ACCUSED OF MASSIVE COVER-UP
Avraham Shalom, head of Shin Bet, tendered his resignation last Wednesday. He and three senior aides were immediately granted pardons by President Chaim Herzog for any illegal acts or failures to act. None had been tried or convicted of any illegalities.
Shalom stood accused of a massive cover-up of the unexplained deaths of two captured Arab bus hijackers while in custody of security agents in April, 1984, when Shamir was Premier in the Likudled government. The head of Shin Bet is responsible solely to the Premier and it is Shamir’s role that is being questioned by some Labor ministers.
In addition to Gur, Energy Minister Moshe Shahal, Absorption Minister Yaacov Tsur and Economic Planning Minister Gad Yaacobi, all Laborites, have indicated publicly that the unity government would fall if there is no investigation. Communications Minister Amnon Rubinstein of the Labor-allied Shinui Party hinted at possible resignations from the Cabinet if demands for an inquiry are not met.
MEETING AT PERES’ HOME
That was reliably understood to be the position of a majority of the Labor members of the Cabinet who met at Premier Shimon Peres’ home Saturday night. The Labor Party Knesset faction convened at Peres’ office Sunday evening to consider a resolution requiring the Knesset and all ministers to back an inquiry.
The Knesset plenary will meet Monday afternoon for a full scale debate on the matter. The Likud Knesset faction has scheduled a meeting for Monday morning.
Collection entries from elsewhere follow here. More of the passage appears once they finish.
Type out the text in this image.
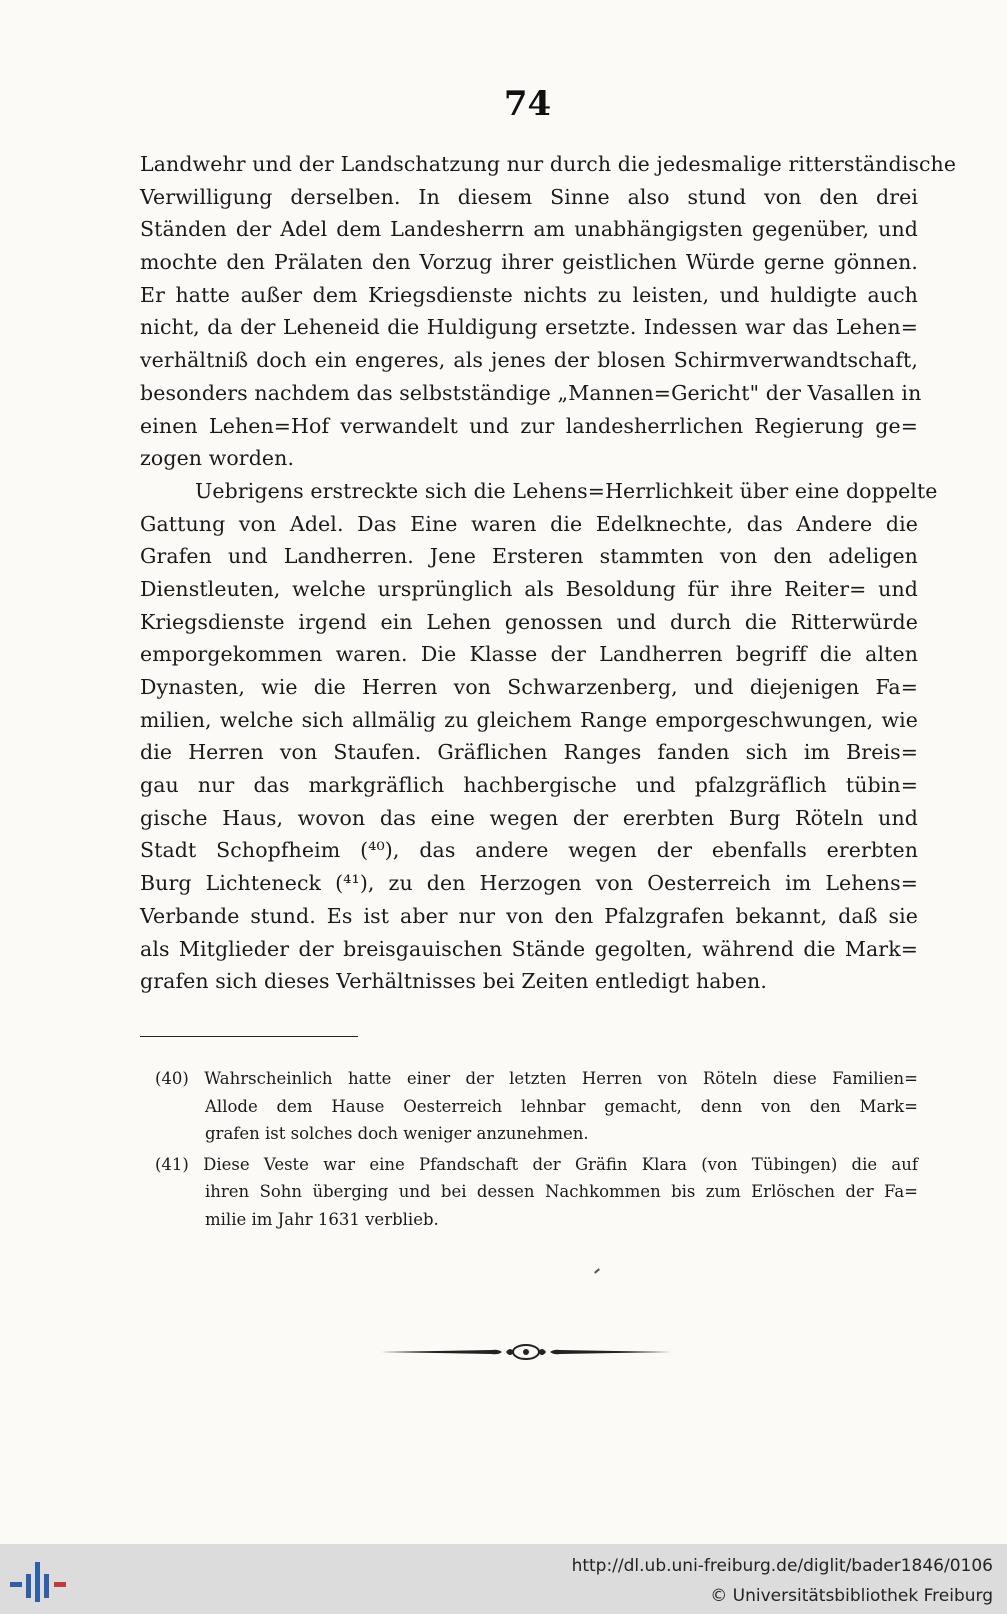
74
Landwehr und der Landschatzung nur durch die jedesmalige ritterständische
Verwilligung derselben. In diesem Sinne also stund von den drei
Ständen der Adel dem Landesherrn am unabhängigsten gegenüber, und
mochte den Prälaten den Vorzug ihrer geistlichen Würde gerne gönnen.
Er hatte außer dem Kriegsdienste nichts zu leisten, und huldigte auch
nicht, da der Leheneid die Huldigung ersetzte. Indessen war das Lehen=
verhältniß doch ein engeres, als jenes der blosen Schirmverwandtschaft,
besonders nachdem das selbstständige „Mannen=Gericht" der Vasallen in
einen Lehen=Hof verwandelt und zur landesherrlichen Regierung ge=
zogen worden.
Uebrigens erstreckte sich die Lehens=Herrlichkeit über eine doppelte
Gattung von Adel. Das Eine waren die Edelknechte, das Andere die
Grafen und Landherren. Jene Ersteren stammten von den adeligen
Dienstleuten, welche ursprünglich als Besoldung für ihre Reiter= und
Kriegsdienste irgend ein Lehen genossen und durch die Ritterwürde
emporgekommen waren. Die Klasse der Landherren begriff die alten
Dynasten, wie die Herren von Schwarzenberg, und diejenigen Fa=
milien, welche sich allmälig zu gleichem Range emporgeschwungen, wie
die Herren von Staufen. Gräflichen Ranges fanden sich im Breis=
gau nur das markgräflich hachbergische und pfalzgräflich tübin=
gische Haus, wovon das eine wegen der ererbten Burg Röteln und
Stadt Schopfheim (⁴⁰), das andere wegen der ebenfalls ererbten
Burg Lichteneck (⁴¹), zu den Herzogen von Oesterreich im Lehens=
Verbande stund. Es ist aber nur von den Pfalzgrafen bekannt, daß sie
als Mitglieder der breisgauischen Stände gegolten, während die Mark=
grafen sich dieses Verhältnisses bei Zeiten entledigt haben.
(40) Wahrscheinlich hatte einer der letzten Herren von Röteln diese Familien=
Allode dem Hause Oesterreich lehnbar gemacht, denn von den Mark=
grafen ist solches doch weniger anzunehmen.
(41) Diese Veste war eine Pfandschaft der Gräfin Klara (von Tübingen) die auf
ihren Sohn überging und bei dessen Nachkommen bis zum Erlöschen der Fa=
milie im Jahr 1631 verblieb.
http://dl.ub.uni-freiburg.de/diglit/bader1846/0106
© Universitätsbibliothek Freiburg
The acting chairman of the faction, Haim Kaufman, accused “anti-rotation” circles in Labor of using the Shin Bet affair to bring down the government in order to prevent Shamir from assuming the office of Prime Minister next October 14, only 15 weeks away.
Peres has indicated he supports an investigation of Shin Bet in principle but was careful not to force the issue at Sunday’s Cabinet meeting. Some observers said he is anxious for a compromise that would save the government.
Peres, they say, sincerely wants to hand over his office to Shamir under the Labor-Likud rotation of power agreement. He feels that only by adhering to the agreement can he resolve his main image problem — lack of credibility, the observers said.
RABIN, OTHERS PREFER NO INQUIRY
Not all Labor ministers are enthusiastic about an inquiry into Shin Bet. Defense Minister Yitzhak Rabin expressed serious reservations at the Cabinet meeting. Police Minister Haim Barlev and Agriculture Minister Aryeh Nehamkin also have doubts. But they are considered not likely to buck party discipline if there are firm decisions in Labor Party forums in favor of an inquiry.
But Likud, opposed to any probe of Shin Bet, seems to command a majority in the Cabinet. It is supported by the religious ministers and by Yigael Hurwitz, a Minister-Without-Portfolio who heads the tiny Ometz faction.
Meanwhile, the Supreme Court will begin hearing arguments this week to overturn the Presidential pardons of Shalom and his aides. It will also resume hearings Monday on the appeal of Rafi Malka, a former Shin Bet operative fired by Shalom, who is demanding that he be reinstated. Malka was one of three disaffected Shin Bet agents who accused Shalom of covering up the unauthorized killings of the captured bus hijackers.
Monday’s Knesset debate is expected to bring the affair to a head. Peres, it is believed, will make clear in his opening statement how far he is prepared to go to satisfy his party colleagues’ demands for an inquiry.